Miko mengangguk, melepas pelukan meski masih enggan. Mei sempat menoleh ke arah pintu masuk kantor penerbit. Dan yang terjadi pada mereka yang sedari tadi mengintip adalah berpura-pura sibuk. Sibuk mengelap kaca dengan ujung lengan kemeja, atau bahkan berpura-pura menepuk nyamuk dalam khayalan mereka. Dan Ratna hanya melambaikan tangan diiringi cengiran tak enak karena ikut sebagai peserta pengintip. Begitu pula Mili yang cengengesan. Mei menanggapi mereka semua dengan lambaian tangan dan tersenyum dengan tatapan yang seolah berkata, apa lihat-lihat?
**
Mei kesal sembari meletakkan telapak tangan Miko di atas lututnya. Beberapa tetes Betadine ia teteskan di atas luka jemari Miko. Sisa Betadine meleleh mengotori celana jeans-nya. Berulang kali Mei mengomel tak jelas. Tentu saja ini karena ia begitu mengkhawatirkan tangan Miko yang terluka. Sudah lecet-lecet begini dibiarkan saja. Bagaimana nanti kalau sampai infeksi? Diamputasi? Bisa gawat, Miko tak bisa bermain game lagi. Mei mendecakkan lidah berkali-kali karena kesal.
"Apa nggak sempat ngobatin luka seperti ini?" tanya Mei sembari menutup luka dengan plester. "Kalau sampe infeksi bagaimana? Nanti kamu nggak bisa main game lagi. Kamu bisa gila kalau kehilangan hobi yang hampir dikatakan tak waras kalau sehari saja tak menyentuh game." Mei terus meracau tak jelas. Matanya masih sibuk fokus mengobati luka.
"Aku nggak apa-apa, ini cuma luka kecil aja, kok. Nggak sengaja nabrak cermin," lirih Miko. Ia menumpukan kening di bahu Mei. Mei menghela napas mengatur irama degup jantung yang mulai melompat-lompat tak keruan.

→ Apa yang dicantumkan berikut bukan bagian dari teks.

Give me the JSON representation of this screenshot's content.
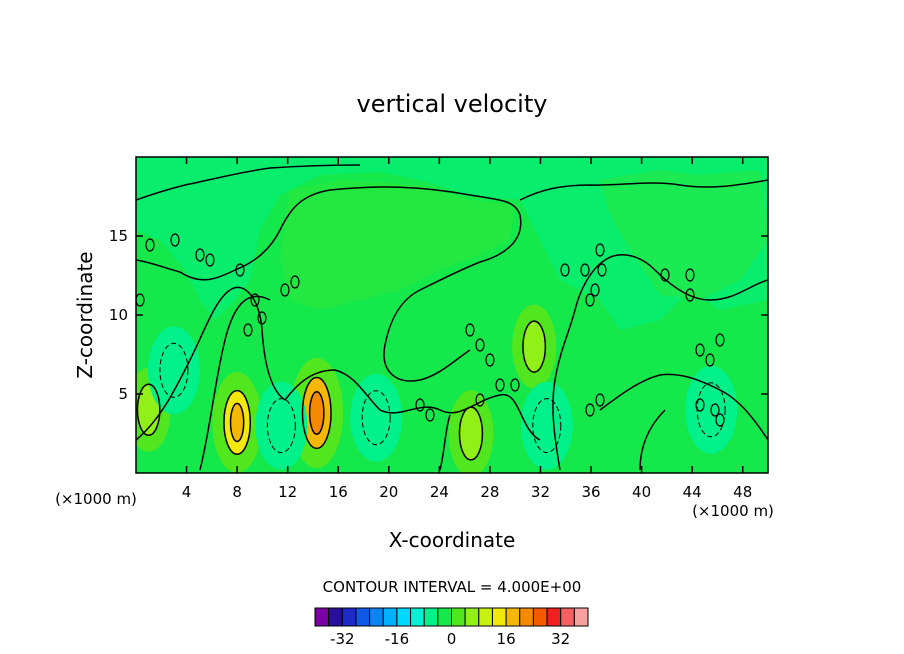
{
  "chart_data": {
    "type": "contour",
    "title": "vertical velocity",
    "xlabel": "X-coordinate",
    "ylabel": "Z-coordinate",
    "x_unit": "(×1000 m)",
    "z_unit": "(×1000 m)",
    "xlim": [
      0,
      50
    ],
    "ylim": [
      0,
      20
    ],
    "x_ticks": [
      4,
      8,
      12,
      16,
      20,
      24,
      28,
      32,
      36,
      40,
      44,
      48
    ],
    "y_ticks": [
      5,
      10,
      15
    ],
    "contour_interval_label": "CONTOUR INTERVAL = 4.000E+00",
    "contour_interval": 4,
    "colorbar": {
      "levels": [
        -36,
        -32,
        -28,
        -24,
        -20,
        -16,
        -12,
        -8,
        -4,
        0,
        4,
        8,
        12,
        16,
        20,
        24,
        28,
        32,
        36
      ],
      "colors": [
        "#7a00a6",
        "#2a0f9e",
        "#1f2bc9",
        "#1058e6",
        "#0a86f2",
        "#00b0ff",
        "#00d8ff",
        "#00f2d6",
        "#00f08a",
        "#14e84a",
        "#52e61e",
        "#90f018",
        "#c8f214",
        "#f2e80c",
        "#f5b800",
        "#f58a00",
        "#f55a00",
        "#f02020",
        "#f56060",
        "#f7a0a0"
      ],
      "tick_labels": [
        "-32",
        "-16",
        "0",
        "16",
        "32"
      ],
      "tick_values": [
        -32,
        -16,
        0,
        16,
        32
      ]
    },
    "field_regions": [
      {
        "label": "updraft",
        "x": 8.0,
        "z": 3.2,
        "value": 12
      },
      {
        "label": "updraft",
        "x": 14.3,
        "z": 3.8,
        "value": 16
      },
      {
        "label": "updraft",
        "x": 26.5,
        "z": 2.5,
        "value": 6
      },
      {
        "label": "updraft",
        "x": 31.5,
        "z": 8.0,
        "value": 5
      },
      {
        "label": "updraft",
        "x": 1.0,
        "z": 4.0,
        "value": 5
      },
      {
        "label": "downdraft",
        "x": 3.0,
        "z": 6.5,
        "value": -6
      },
      {
        "label": "downdraft",
        "x": 11.5,
        "z": 3.0,
        "value": -5
      },
      {
        "label": "downdraft",
        "x": 19.0,
        "z": 3.5,
        "value": -5
      },
      {
        "label": "downdraft",
        "x": 32.5,
        "z": 3.0,
        "value": -6
      },
      {
        "label": "downdraft",
        "x": 45.5,
        "z": 4.0,
        "value": -5
      }
    ]
  }
}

Ia lebih memilih mengusap rambut Miko yang berwarna kecokelatan itu. Tersenyum dan merasa lega bisa sedekat ini setelah terpisah dengan jarak belasan ribu kilometer.

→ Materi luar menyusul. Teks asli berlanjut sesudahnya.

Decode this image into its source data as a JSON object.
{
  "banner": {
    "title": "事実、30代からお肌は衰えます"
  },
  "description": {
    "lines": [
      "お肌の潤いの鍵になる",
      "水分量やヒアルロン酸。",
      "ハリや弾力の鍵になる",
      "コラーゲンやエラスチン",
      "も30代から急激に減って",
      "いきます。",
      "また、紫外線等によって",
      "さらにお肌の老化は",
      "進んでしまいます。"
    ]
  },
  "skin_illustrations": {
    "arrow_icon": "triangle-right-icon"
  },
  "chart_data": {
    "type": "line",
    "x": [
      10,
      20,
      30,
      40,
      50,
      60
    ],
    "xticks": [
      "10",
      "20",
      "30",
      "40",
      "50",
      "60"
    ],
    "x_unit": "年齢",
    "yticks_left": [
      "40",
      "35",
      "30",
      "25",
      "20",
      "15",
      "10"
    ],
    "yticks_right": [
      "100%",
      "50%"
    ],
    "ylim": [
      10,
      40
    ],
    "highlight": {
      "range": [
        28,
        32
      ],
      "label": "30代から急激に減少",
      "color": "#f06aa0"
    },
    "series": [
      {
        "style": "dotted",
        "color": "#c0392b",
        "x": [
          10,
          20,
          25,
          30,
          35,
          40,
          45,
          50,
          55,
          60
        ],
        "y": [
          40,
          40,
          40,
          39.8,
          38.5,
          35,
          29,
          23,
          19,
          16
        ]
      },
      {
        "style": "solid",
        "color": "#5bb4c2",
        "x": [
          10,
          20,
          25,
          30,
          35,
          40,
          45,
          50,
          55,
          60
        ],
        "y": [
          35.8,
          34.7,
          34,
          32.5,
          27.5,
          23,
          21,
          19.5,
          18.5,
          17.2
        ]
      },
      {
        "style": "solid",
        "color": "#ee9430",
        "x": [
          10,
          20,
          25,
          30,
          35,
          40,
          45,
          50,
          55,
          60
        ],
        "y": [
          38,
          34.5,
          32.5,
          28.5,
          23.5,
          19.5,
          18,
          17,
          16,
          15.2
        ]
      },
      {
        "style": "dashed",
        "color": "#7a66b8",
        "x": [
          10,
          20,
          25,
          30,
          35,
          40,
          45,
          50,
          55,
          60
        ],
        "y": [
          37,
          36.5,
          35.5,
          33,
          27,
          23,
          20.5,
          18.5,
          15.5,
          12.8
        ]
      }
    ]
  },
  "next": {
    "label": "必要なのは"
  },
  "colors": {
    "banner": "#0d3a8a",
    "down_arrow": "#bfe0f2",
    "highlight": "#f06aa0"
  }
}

Mei memberi jarak di antara mereka dan segera bangkit meletakkan kotak obat pada tempatnya. "Aku belikan makanan di minimarket sebentar, ya? Kulkasnya kosong," ucap Mei sambil bergegas.
Namun, yang terjadi adalah Miko lebih memilih menarik Mei ke dalam pelukan dan membawanya berbaring di sofa.

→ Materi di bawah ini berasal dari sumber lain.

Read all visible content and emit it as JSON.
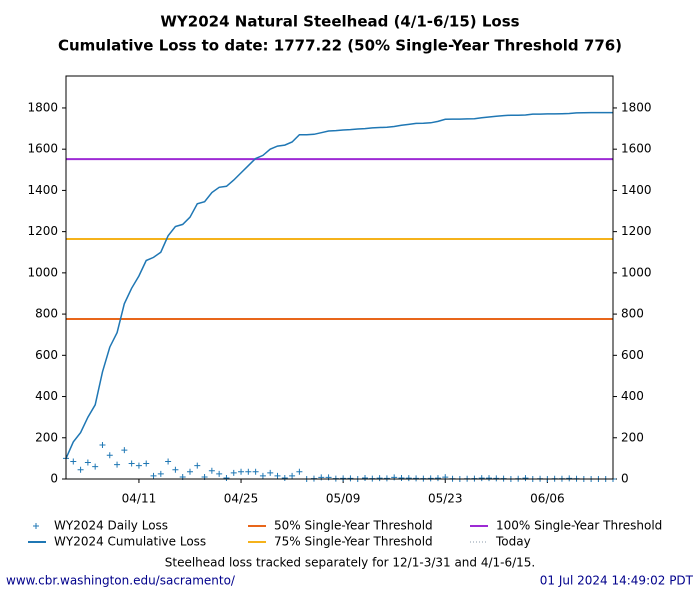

"Aku tidak lapar. Lupakan makanan, nanti kita beli sama-sama." Miko memeluk Mei. Memejamkan mata yang mulai mengantuk. Lelah memang, tapi bersama Mei seperti ini lebih baik.
"Capek?" tanya Mei sembari mendongakkan.
Miko hanya menggeleng. "Percayalah padaku, Mei," racau Miko. Ia kembali teringat masalah George dan kedua sahabat keji di San Francisco. Helaan napas ia embuskan. Harapan Mei mendukung dan memercayai dirinya sungguh besar. Semoga Mei mengerti.
Mei mempererat pelukan. Pertemuan yang jarang ini membuatnya mau tak mau mengakui bahwa ia kerap jatuh cinta saat bertemu kembali. Pertemuan sungguh menjadi terasa manis dan membawa kelegaan serta kebahagiaan.
"Miss you," lirih Mei.
Miko tersenyum. Mereka berdua saling mempererat pelukan hingga tertidur pulas bersisian di sofa.
====***====
Aduh, aku malu banget sumpah! T_T
Nggak bagus banget ini naskah. Maafkan, ya. Aku gampang insecure kalau udah ngulik-ngulik naskah lama. Tapi kalau dari cerita ini aku mulai banyak belajar. Dari cerita Miko Mei versi lama aku banyak dipertemukan dengan orang-orang baik yang ikut bantuin edit ejaannya yang berantakan. Dari cerita versi lama ini aku mulai punya semangat menulis.
Terima kasih sudah mau baca cerita ini, ya. Terima kasih juga sudah membersamaiku lewat cerita-cerita yang aku tulis di Wattpad.
Semoga semua yang baca cerita-ceritaku sehat selalu dan lancar rezekinya. Aamiin.